04 June 2012 [12:28] - TODAY.AZ
Europe's largest antivirus company Kaspersky Lab warned against possible cyberwar, following the "flame" virus that attacked computers in Iran and the Middle East, NY Times reported.

Kaspersky Lab recognized "Flame" as a technologically sophisticated virus that only a government could create.

Kaspersky Lab said most infections (189) were found in Iran, and, although other infections (98) were also found in Israel and the Palestinian territories, its sophistication has triggered media speculation that it was created by Israel.

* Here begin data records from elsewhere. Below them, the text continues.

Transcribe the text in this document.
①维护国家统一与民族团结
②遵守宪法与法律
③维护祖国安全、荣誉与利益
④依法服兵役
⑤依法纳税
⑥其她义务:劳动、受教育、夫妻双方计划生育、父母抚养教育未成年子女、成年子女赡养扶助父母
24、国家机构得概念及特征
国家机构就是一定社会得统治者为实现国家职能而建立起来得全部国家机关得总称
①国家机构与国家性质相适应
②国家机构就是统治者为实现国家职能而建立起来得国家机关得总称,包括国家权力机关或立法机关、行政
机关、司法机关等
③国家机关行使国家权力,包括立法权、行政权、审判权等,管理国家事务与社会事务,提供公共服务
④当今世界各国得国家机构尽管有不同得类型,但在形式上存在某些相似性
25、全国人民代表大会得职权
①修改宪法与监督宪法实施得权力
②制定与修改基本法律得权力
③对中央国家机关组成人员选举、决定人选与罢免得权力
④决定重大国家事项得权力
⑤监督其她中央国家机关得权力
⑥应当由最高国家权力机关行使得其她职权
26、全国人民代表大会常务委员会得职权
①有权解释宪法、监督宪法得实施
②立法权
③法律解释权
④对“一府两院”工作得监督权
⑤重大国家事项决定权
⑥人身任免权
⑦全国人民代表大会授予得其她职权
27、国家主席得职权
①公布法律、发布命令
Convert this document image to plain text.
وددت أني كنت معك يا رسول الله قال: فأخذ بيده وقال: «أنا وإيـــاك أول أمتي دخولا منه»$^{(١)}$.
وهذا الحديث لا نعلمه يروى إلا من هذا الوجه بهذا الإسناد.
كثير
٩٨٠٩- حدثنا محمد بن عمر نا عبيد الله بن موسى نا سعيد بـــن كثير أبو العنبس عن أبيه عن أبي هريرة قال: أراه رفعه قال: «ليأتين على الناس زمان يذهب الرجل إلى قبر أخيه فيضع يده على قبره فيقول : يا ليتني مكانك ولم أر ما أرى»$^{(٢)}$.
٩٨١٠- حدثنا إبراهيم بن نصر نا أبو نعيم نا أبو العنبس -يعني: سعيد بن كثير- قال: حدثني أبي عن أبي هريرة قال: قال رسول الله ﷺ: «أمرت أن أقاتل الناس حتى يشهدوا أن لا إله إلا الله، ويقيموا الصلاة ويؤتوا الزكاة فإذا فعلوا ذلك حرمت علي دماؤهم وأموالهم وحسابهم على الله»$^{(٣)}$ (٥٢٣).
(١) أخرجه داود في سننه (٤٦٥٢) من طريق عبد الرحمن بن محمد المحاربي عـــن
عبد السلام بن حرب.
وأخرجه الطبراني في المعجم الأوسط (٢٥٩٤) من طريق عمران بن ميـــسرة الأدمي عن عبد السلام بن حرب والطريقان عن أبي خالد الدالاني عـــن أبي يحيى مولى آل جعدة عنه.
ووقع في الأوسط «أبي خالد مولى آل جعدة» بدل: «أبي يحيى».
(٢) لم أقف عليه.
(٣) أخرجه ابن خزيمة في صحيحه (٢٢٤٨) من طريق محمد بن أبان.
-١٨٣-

Although no one has yet claimed responsibility for creating Flame, Iran was quick to criticize Israel.

"Cyberweapons are the most dangerous innovation of this century," Kaspersky's founder Eugene Kaspersky told a gathering of technology company executives, called the CeBIT conference, last month in Sydney, Australia.

Last month Iran dismissed Kaspersky's claim for neutralizing the virus, noting that it was discovered by Iran's Maher Computer Emergency Response Team Coordination Center.

The data-stealing virus dubbed "Flame" has reportedly lurked inside thousands of computers across the Middle East for as long as five years as part of a sophisticated cyber warfare campaign, according to Reuters.

Kaspersky Lab experts said "Flame" is the most complex piece of malicious software discovered to date.

Eugene Kaspersky said "Flame" is comparable to the infamous "Stuxnet" virus built by programmers to attack Iran's computers, and slow down the nuclear program of the Islamic Republic.

Some computer security firms say Kaspersky's researchers have hyped Flame, noting "it is too early to call virus a cyber weapon and suggest it was sponsored by a state".

Eugene Kaspersky said his company tackled Flame upon the request of the International Telecommunications Unit, a branch of the United Nations. He assigned about three dozen engineers to investigate a virus that was erasing files on computers at Iran's oil ministry.

Kaspersky researchers, some of whom had analyzed suspected United States and Israeli viruses that destroyed centrifuges in Iran's nuclear program two years earlier, were already following up on complaints from Iranian clients that Kaspersky's antivirus software was not catching a new type of malware on their systems, Kaspersky officials said.

"We saw an unusual structure of the code, compressed and encrypted in several ways," Vitaly Kamlyuk, a researcher on the team that cracked the virus.

It was the first virus to look for Bluetooth-enabled devices in the vicinity, either to spread to those devices, map a user's social or professional circle, or steal information from them.

The program also contained a command called "microbe" that silently turned on users' microphones to record their conversations and sent audio files back to the attackers. It was clearly not a virus made by criminals.

"Antivirus companies are in a not easy situation," Mr. Kaspersky said. "We have to protect our customers everywhere in the world. On the other hand, we understand there are quite serious powers behind these viruses."